The Premier failed to show “respect” to Progressive Labour Party MPs in the way he handled the rent scandal involving a senator, senior sources said yesterday.

A PLP insider said that the first MPs heard about Curtis Richardson’s $19,000 rent arrears to a frail elderly woman was when they read about it in The Royal Gazette — despite David Burt being told of the debt problem 20 months ago.

The source said: “Many MPs feel that this matter was not handled with respect by the Premier.

“This sort of thing would usually be discussed with MPs. It was unusual.”

Mr Burt, who faces a possible leadership challenge at the PLP delegates conference in October, has refused to answer questions over why he appointed Mr Richardson to the Senate in October 2020 — just weeks after he was made aware of his rent debt.

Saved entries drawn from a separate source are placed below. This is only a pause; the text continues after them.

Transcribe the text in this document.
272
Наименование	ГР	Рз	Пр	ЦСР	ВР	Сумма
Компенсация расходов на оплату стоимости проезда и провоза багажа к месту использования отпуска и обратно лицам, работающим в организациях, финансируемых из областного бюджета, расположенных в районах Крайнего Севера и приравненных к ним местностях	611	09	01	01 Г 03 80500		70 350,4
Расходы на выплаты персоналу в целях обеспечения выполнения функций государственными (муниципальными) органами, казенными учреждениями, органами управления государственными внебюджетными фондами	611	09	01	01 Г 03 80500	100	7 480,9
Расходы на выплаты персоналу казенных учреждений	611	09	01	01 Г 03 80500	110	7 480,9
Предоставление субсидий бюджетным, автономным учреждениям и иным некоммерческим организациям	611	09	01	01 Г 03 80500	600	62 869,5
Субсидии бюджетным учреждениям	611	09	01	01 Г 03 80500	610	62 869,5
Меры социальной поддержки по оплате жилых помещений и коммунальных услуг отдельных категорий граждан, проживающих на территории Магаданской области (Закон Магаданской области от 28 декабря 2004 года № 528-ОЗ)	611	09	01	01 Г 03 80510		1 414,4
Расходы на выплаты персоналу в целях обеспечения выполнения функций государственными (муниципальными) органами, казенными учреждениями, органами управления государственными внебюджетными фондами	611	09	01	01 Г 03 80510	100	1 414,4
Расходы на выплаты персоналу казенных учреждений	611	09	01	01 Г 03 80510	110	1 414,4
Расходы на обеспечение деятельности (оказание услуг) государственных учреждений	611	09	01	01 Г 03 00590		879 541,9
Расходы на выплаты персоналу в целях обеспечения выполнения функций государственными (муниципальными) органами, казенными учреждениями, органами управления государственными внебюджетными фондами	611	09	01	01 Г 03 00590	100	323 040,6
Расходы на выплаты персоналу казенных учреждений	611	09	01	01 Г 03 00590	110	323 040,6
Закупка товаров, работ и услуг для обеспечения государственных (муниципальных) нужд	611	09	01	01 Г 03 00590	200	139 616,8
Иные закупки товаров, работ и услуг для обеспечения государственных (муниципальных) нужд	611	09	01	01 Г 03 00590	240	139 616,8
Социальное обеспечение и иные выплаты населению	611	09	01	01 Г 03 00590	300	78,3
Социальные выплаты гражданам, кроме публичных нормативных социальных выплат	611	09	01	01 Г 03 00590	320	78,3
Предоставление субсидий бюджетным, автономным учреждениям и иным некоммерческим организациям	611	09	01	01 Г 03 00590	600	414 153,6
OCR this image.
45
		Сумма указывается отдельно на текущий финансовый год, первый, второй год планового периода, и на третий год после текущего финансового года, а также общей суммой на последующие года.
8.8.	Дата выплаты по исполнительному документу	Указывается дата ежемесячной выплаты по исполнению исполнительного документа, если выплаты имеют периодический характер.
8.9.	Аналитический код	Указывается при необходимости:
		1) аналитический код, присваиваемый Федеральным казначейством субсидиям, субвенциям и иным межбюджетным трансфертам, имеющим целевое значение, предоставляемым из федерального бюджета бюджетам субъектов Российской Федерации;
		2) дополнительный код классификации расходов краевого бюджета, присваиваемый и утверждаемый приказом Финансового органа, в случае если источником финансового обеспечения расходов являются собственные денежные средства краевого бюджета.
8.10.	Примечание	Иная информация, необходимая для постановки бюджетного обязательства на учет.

The source said that PLP chairwoman Lauren Bell’s backing for Mr Richardson after he resigned and insistence that his failure to pay the rent arrears was a “private” matter also raised eyebrows among the party’s MPs.

The official PLP stance is in marked contrast to comments made by the family of Mr Richardson’s former landlady, Margaret Harvey, who is in her seventies.

The family said that Mr Richardson was served notice to quit Ms Harvey’s property in March 2020 because of repeated complaints about noise from neighbours — and it was then that he stopped paying the rent.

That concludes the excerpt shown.